El tránsito —como hemos apuntada más arriba— tiene que ver con la lección heraclitiana, el pánta rei avisándonos del inevitable fluir de las cosas, en especial, del tiempo como constructo inmaterial regidor de nuestras vidas desde el nacimiento, ese tránsito compone el movimiento perpetuo que ocurre de manera imperceptible y produce una contradicción: su esencia inmaterial que se traduce en un acabamiento real. La inapreciable transcripción del tiempo en el espacio del rostro, el abandono de la juventud para instalarse en la madurez con la certeza de que somos el tiempo que nos queda.

«Todo fluye, nada permanece, / todo regresa y ya es distinto, / en la luz gira, por la luz transita, / y solo un reflejo nos dice / que el mundo es semejante / y las sensaciones distintas, / que el vértigo ya ocupa otro destino, / y la pasión nos habla de otro instante //» p. 41 de Los rostros del personaje.

 

Constituye Tránsito una sólida reflexión sobre el paso del tiempo, sobre la huella dejada en los hombres, la poesía viene a dar el correlato existencial sobre ese paso, su desaparición de la que solo queda una muestra sobre la piel: tránsito en el nacimiento, abandonar la oscuridad uterina para venir a habitar la luz; tránsito en la edad pasajera, diaria, incansable, y un último tránsito hacia la oscuridad inorgánica de la muerte, la poesía se erige como testaferro de ello. Porque en realidad la muerte no nos pertenece, es del mundo de la nada. […] «[L]o vivido es polvo sutil / que la noche difumina»[…] p.50.

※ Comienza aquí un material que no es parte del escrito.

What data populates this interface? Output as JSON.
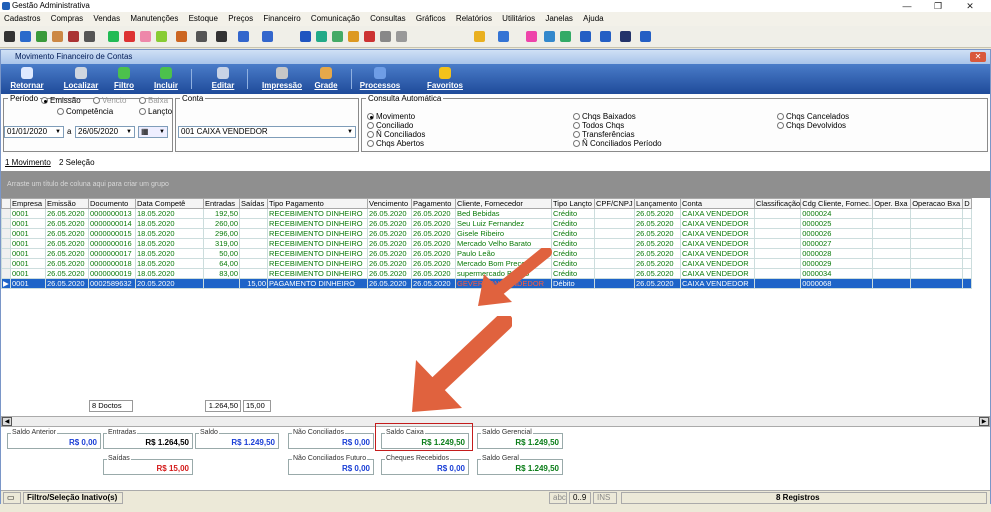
{
  "app": {
    "title": "Gestão Administrativa",
    "min": "—",
    "max": "❐",
    "close": "✕"
  },
  "menu": [
    "Cadastros",
    "Compras",
    "Vendas",
    "Manutenções",
    "Estoque",
    "Preços",
    "Financeiro",
    "Comunicação",
    "Consultas",
    "Gráficos",
    "Relatórios",
    "Utilitários",
    "Janelas",
    "Ajuda"
  ],
  "window": {
    "title": "Movimento Financeiro de Contas",
    "close": "✕"
  },
  "ribbon": {
    "retornar": "Retornar",
    "localizar": "Localizar",
    "filtro": "Filtro",
    "incluir": "Incluir",
    "editar": "Editar",
    "impressao": "Impressão",
    "grade": "Grade",
    "processos": "Processos",
    "favoritos": "Favoritos"
  },
  "filters": {
    "periodo_legend": "Período",
    "emissao": "Emissão",
    "vencto": "Vencto",
    "baixa": "Baixa",
    "competencia": "Competência",
    "lancto": "Lançto",
    "date_from": "01/01/2020",
    "date_sep": "a",
    "date_to": "26/05/2020",
    "conta_legend": "Conta",
    "conta_value": "001  CAIXA VENDEDOR",
    "consulta_legend": "Consulta Automática",
    "opts_col1": [
      "Movimento",
      "Conciliado",
      "Ñ Conciliados",
      "Chqs Abertos"
    ],
    "opts_col2": [
      "Chqs Baixados",
      "Todos Chqs",
      "Transferências",
      "Ñ Conciliados Período"
    ],
    "opts_col3": [
      "Chqs Cancelados",
      "Chqs Devolvidos"
    ]
  },
  "tabs": {
    "t1": "1 Movimento",
    "t2": "2 Seleção"
  },
  "group_hint": "Arraste um título de coluna aqui para criar um grupo",
  "columns": [
    "",
    "Empresa",
    "Emissão",
    "Documento",
    "Data Competê",
    "Entradas",
    "Saídas",
    "Tipo Pagamento",
    "Vencimento",
    "Pagamento",
    "Cliente, Fornecedor",
    "Tipo Lançto",
    "CPF/CNPJ",
    "Lançamento",
    "Conta",
    "Classificação",
    "Cdg Cliente, Fornec.",
    "Oper. Bxa",
    "Operacao Bxa",
    "D"
  ],
  "rows": [
    [
      "",
      "0001",
      "26.05.2020",
      "0000000013",
      "18.05.2020",
      "192,50",
      "",
      "RECEBIMENTO DINHEIRO",
      "26.05.2020",
      "26.05.2020",
      "Bed Bebidas",
      "Crédito",
      "",
      "26.05.2020",
      "CAIXA VENDEDOR",
      "",
      "0000024",
      "",
      "",
      ""
    ],
    [
      "",
      "0001",
      "26.05.2020",
      "0000000014",
      "18.05.2020",
      "260,00",
      "",
      "RECEBIMENTO DINHEIRO",
      "26.05.2020",
      "26.05.2020",
      "Seu Luiz Fernandez",
      "Crédito",
      "",
      "26.05.2020",
      "CAIXA VENDEDOR",
      "",
      "0000025",
      "",
      "",
      ""
    ],
    [
      "",
      "0001",
      "26.05.2020",
      "0000000015",
      "18.05.2020",
      "296,00",
      "",
      "RECEBIMENTO DINHEIRO",
      "26.05.2020",
      "26.05.2020",
      "Gisele Ribeiro",
      "Crédito",
      "",
      "26.05.2020",
      "CAIXA VENDEDOR",
      "",
      "0000026",
      "",
      "",
      ""
    ],
    [
      "",
      "0001",
      "26.05.2020",
      "0000000016",
      "18.05.2020",
      "319,00",
      "",
      "RECEBIMENTO DINHEIRO",
      "26.05.2020",
      "26.05.2020",
      "Mercado Velho Barato",
      "Crédito",
      "",
      "26.05.2020",
      "CAIXA VENDEDOR",
      "",
      "0000027",
      "",
      "",
      ""
    ],
    [
      "",
      "0001",
      "26.05.2020",
      "0000000017",
      "18.05.2020",
      "50,00",
      "",
      "RECEBIMENTO DINHEIRO",
      "26.05.2020",
      "26.05.2020",
      "Paulo Leão",
      "Crédito",
      "",
      "26.05.2020",
      "CAIXA VENDEDOR",
      "",
      "0000028",
      "",
      "",
      ""
    ],
    [
      "",
      "0001",
      "26.05.2020",
      "0000000018",
      "18.05.2020",
      "64,00",
      "",
      "RECEBIMENTO DINHEIRO",
      "26.05.2020",
      "26.05.2020",
      "Mercado Bom Preço",
      "Crédito",
      "",
      "26.05.2020",
      "CAIXA VENDEDOR",
      "",
      "0000029",
      "",
      "",
      ""
    ],
    [
      "",
      "0001",
      "26.05.2020",
      "0000000019",
      "18.05.2020",
      "83,00",
      "",
      "RECEBIMENTO DINHEIRO",
      "26.05.2020",
      "26.05.2020",
      "supermercado Barato",
      "Crédito",
      "",
      "26.05.2020",
      "CAIXA VENDEDOR",
      "",
      "0000034",
      "",
      "",
      ""
    ],
    [
      "▶",
      "0001",
      "26.05.2020",
      "0002589632",
      "20.05.2020",
      "",
      "15,00",
      "PAGAMENTO DINHEIRO",
      "26.05.2020",
      "26.05.2020",
      "GEVERSON VENDEDOR",
      "Débito",
      "",
      "26.05.2020",
      "CAIXA VENDEDOR",
      "",
      "0000068",
      "",
      "",
      ""
    ]
  ],
  "footer": {
    "docs": "8 Doctos",
    "entradas": "1.264,50",
    "saidas": "15,00"
  },
  "totals": {
    "saldo_anterior": {
      "label": "Saldo Anterior",
      "value": "R$ 0,00"
    },
    "entradas": {
      "label": "Entradas",
      "value": "R$ 1.264,50"
    },
    "saidas": {
      "label": "Saídas",
      "value": "R$ 15,00"
    },
    "saldo": {
      "label": "Saldo",
      "value": "R$ 1.249,50"
    },
    "nao_conciliados": {
      "label": "Não Conciliados",
      "value": "R$ 0,00"
    },
    "nao_conciliados_futuro": {
      "label": "Não Conciliados Futuro",
      "value": "R$ 0,00"
    },
    "saldo_caixa": {
      "label": "Saldo Caixa",
      "value": "R$ 1.249,50"
    },
    "cheques_recebidos": {
      "label": "Cheques Recebidos",
      "value": "R$ 0,00"
    },
    "saldo_gerencial": {
      "label": "Saldo Gerencial",
      "value": "R$ 1.249,50"
    },
    "saldo_geral": {
      "label": "Saldo Geral",
      "value": "R$ 1.249,50"
    }
  },
  "status": {
    "filter": "Filtro/Seleção Inativo(s)",
    "abc": "abc",
    "nums": "0..9",
    "ins": "INS",
    "registros": "8 Registros"
  },
  "colors": {
    "ribbon": "#2a5cae",
    "selected_row": "#1e64c8",
    "arrow": "#e0623e",
    "green_text": "#0a7a0a"
  }
}
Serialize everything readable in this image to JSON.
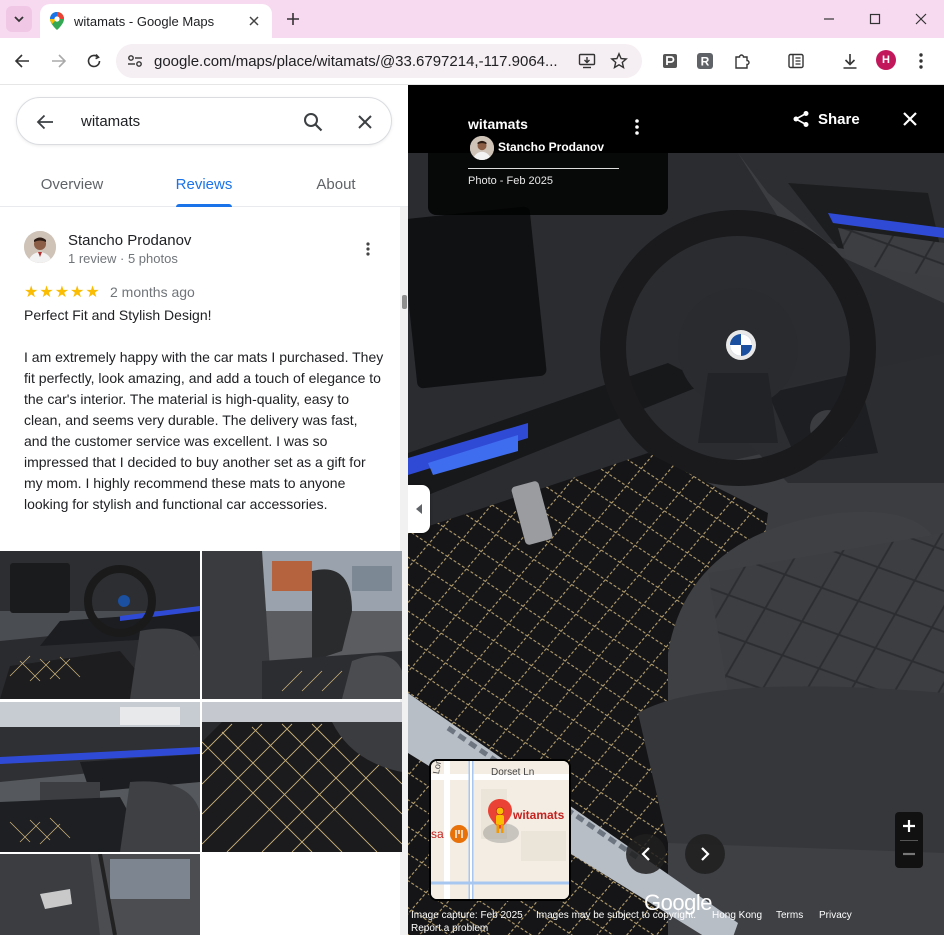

Sin duda fue este libro un momento de inflexión en la propia lírica de Gálvez y también en la lírica andaluza, porque abría nuevos caminos poéticos que recogía la influencia de Gaston Bachelard y su poética del espacio, una nueva inteligencia sensitiva que se aplicaba a lo lírico

 

El poeta Francisco Gálvez leyendo

 

2.2. El hilo roto

Gálvez nos ofrece aquí. Dividen este libro cinco secciones: “Mensajes”, La llamada”, “El hilo roto”, “Al otro lado” y “Monólogos”. Hay varios temas que estructuran la poética de Gálvez, como hemos visto, la preocupación social, el apoyo a los desfavorecidos, la preocupación por lo humano, y en esto libro, se abre también otro tema: la incomunicación, la incapacidad para decir aquello que queremos, y como consecuencia, la soledad, fruto de nuestro uso abusivo y consumista de la tecnología que rige nuestro destino inmediato, así se erige el teléfono, y en su defecto, el contestador automático como ejemplo de esa incomunicación, de esa separación patrocinada por una sociedad que no sabe escuchar y que tiende a la separación entre los diferentes actores.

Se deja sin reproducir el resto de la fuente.